Whether you’re the seller or the copywriter, your aim is to compel your reader into a desired action, such as buy your product, without making them work hard doing so.
If you write in features, you’re asking your customers to work hard. You’re asking them to imagine how the features you list will make their lives better. You leave a gap between your product and their lives and ask them to fill it in.
Most won’t want do this. As a result they’re less likely to be compelled into the action you want from them.
If you write in benefits, you make it easy for your customers. You’re selling them the image of their improved lives with the gaps already filled in. They don’t need work to imagine that life – all that’s left is for them to agree to the action you want from them.
Benefits make it more likely that you’ll compel them into your desired action.
+ So what are features and benefits?
Here are two useful phrases to keep in mind when it comes to features and benefits:
• Features tell – Benefits sell
• Our features – Your benefits
Features list what the company has. They’re like the company doing a show-and-tell, “here are all the things we have, aren’t they great?” Well yes, sure, that’s great for you, but what about your customers?

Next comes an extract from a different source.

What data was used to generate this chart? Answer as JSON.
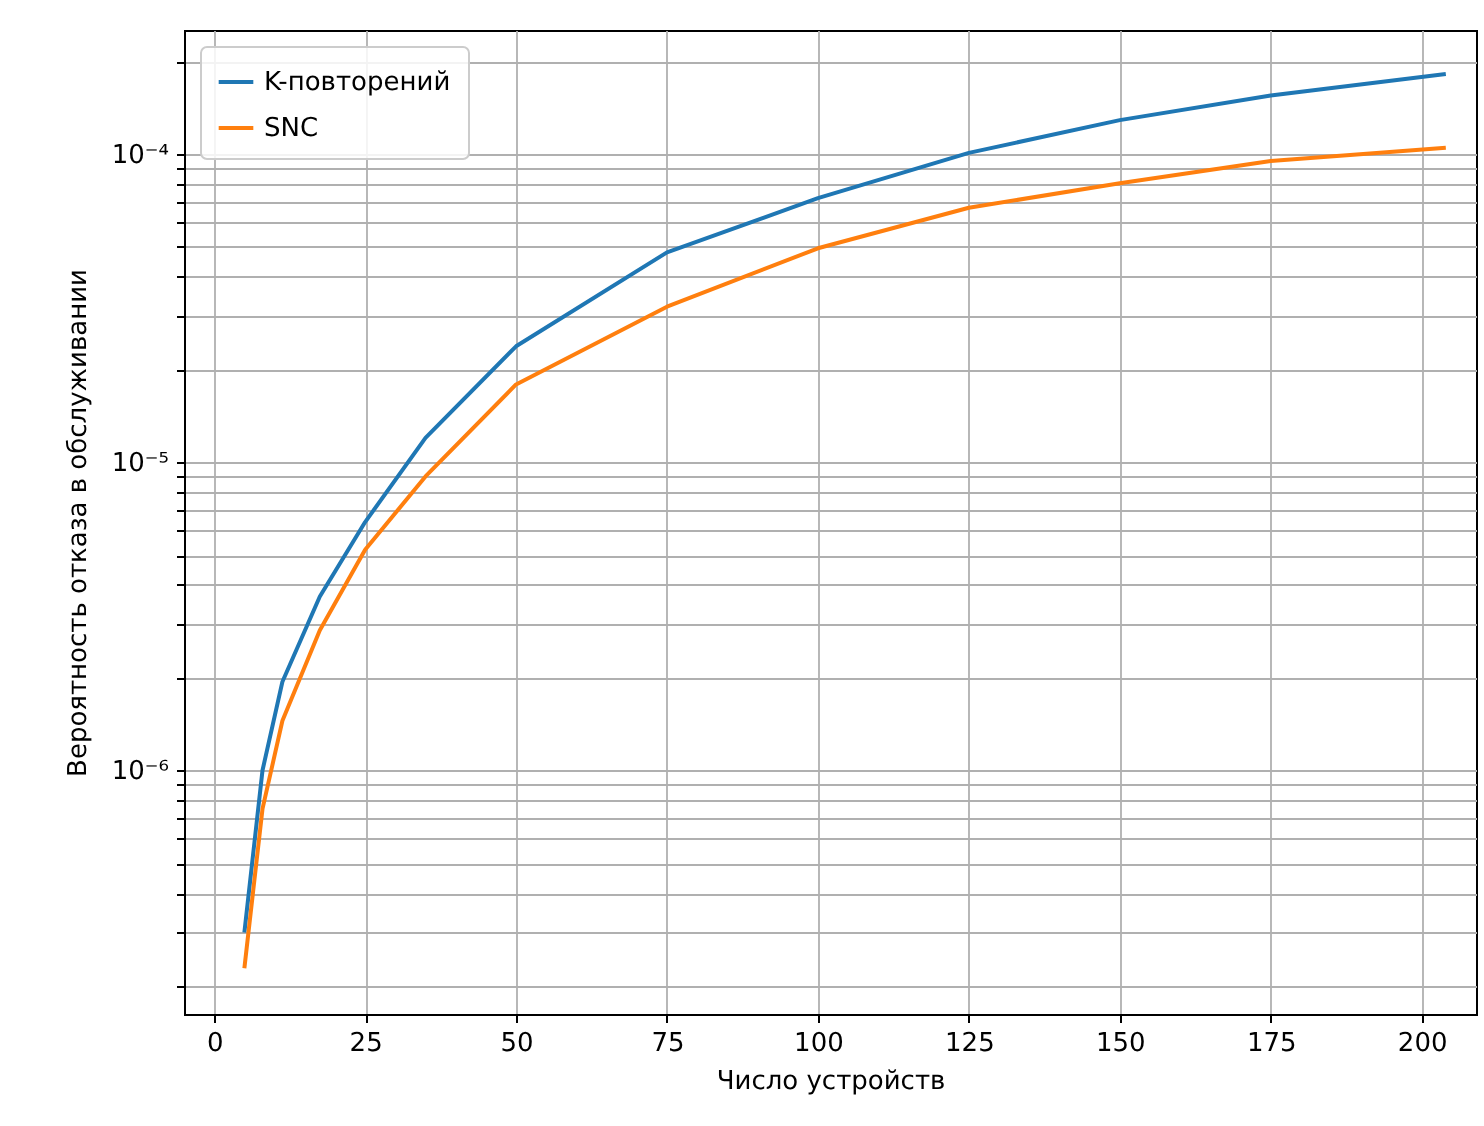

Benefits tell the customer simply and directly how your product or service can make their lives better. “This is what’s on offer for you.” Benefits sell by painting a picture of your customer’s improved lives with your product in it.
+ How-to spot a feature
If you have written the following words often in your copy, it’s likely you have written in features and not benefits: We, us, our, my and your name. Don’t ‘wee’ on people! Your copy should be from you but not about you; your copy should be about your customer.
The key is striking the right balance, as writing features is still necessary sometimes. A good guide is to aim use ‘you’ around three or four times as often as ‘we’.
Turning features into benefits
A simple trick can turn a list of features into a list of benefits.
• Write the feature down
• Write “which means that”
• Write down why this feature would be important to the customer. This is your benefit.
Or ask the question “so what?” about each benefit. Imagine yourself a potential customer reading your copy. Do you have to work hard to understand why you’d benefit from buying that product? If so, go back through and change the features into benefits!
Writing benefits takes practice, but doing so will be worth its weight in gold to you – and that’s just the first of the benefits!